• Database vol kerkelijke documenten
  • Geloofsverdieping
  • Volledig in het Nederlands
  • Beheerd door vrijwilligers

Zoeken in kerkelijke documenten en berichten

x
Het beschreven panorama moet niet alleen begrepen worden in termen van de doodsverschijnselen die het kenmerken, maar ook in de verscheidenheid van oorzaken die het bepalen. De vraag van de Heer: 'Wat heb je gedaan?' (Gen. 4, 10) schijnt a.h.w. een uitnodiging te zijn aan Kaïn om voorbij het materiële karakter van zijn moorddadig handelen te gaan, om het te ervaren in heel de ernst van de motieven die eraan ten grondslag liggen en van de consequenties die eruit voortvloeien.

Beslissingen die tegen het leven ingaan komen soms voort uit moeilijke of zelfs tragische situaties en diep lijden, eenzaamheid, een volkomen ontbreken van economische vooruitzichten en angst voor de toekomst. Zulke omstandigheden kunnen zelfs in aanzienlijke mate de subjectieve verantwoordelijkheid en de daaruit voortvloeiende schuldigheid van hen die deze keuzes - die op zichzelf slecht zijn - maken, verminderen. Maar vandaag gaat het probleem veel verder dan de noodzakelijke erkenning van deze persoonlijke situaties. Het is een probleem dat ook bestaat op cultureel, sociaal en politiek vlak, waar het zijn subversiefste en verwarrendste kant laat zien in de steeds toenemende tendens om bovengenoemde misdaden tegen het leven te zien als legitieme uitdrukkingen van individuele vrijheid, die erkend en beschermd moeten worden als echte en eigenlijke rechten.

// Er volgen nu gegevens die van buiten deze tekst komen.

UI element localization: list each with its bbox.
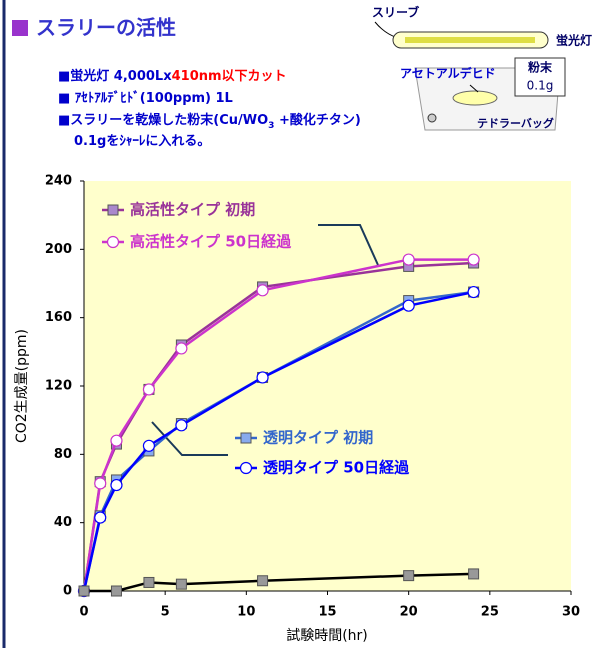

Aldus bereikt een lang historisch proces een keerpunt met tragische gevolgen. Het proces dat eens leidde tot de ontdekking van de idee van 'mensenrechten' - rechten die eigen zijn aan iedere persoon en die voorafgaan aan iedere grondwet en wetgeving van de staat - raakt vandaag in een verrassende tegenspraak. Juist in een tijd nu de onschendbare rechten van de persoon plechtig worden afgekondigd en de waarde van het leven publiekelijk bevestigd, wordt het recht op leven ontkend of vertrapt, vooral op de meest betekenisvolle momenten van het bestaan: het moment van de geboorte en dat van de dood.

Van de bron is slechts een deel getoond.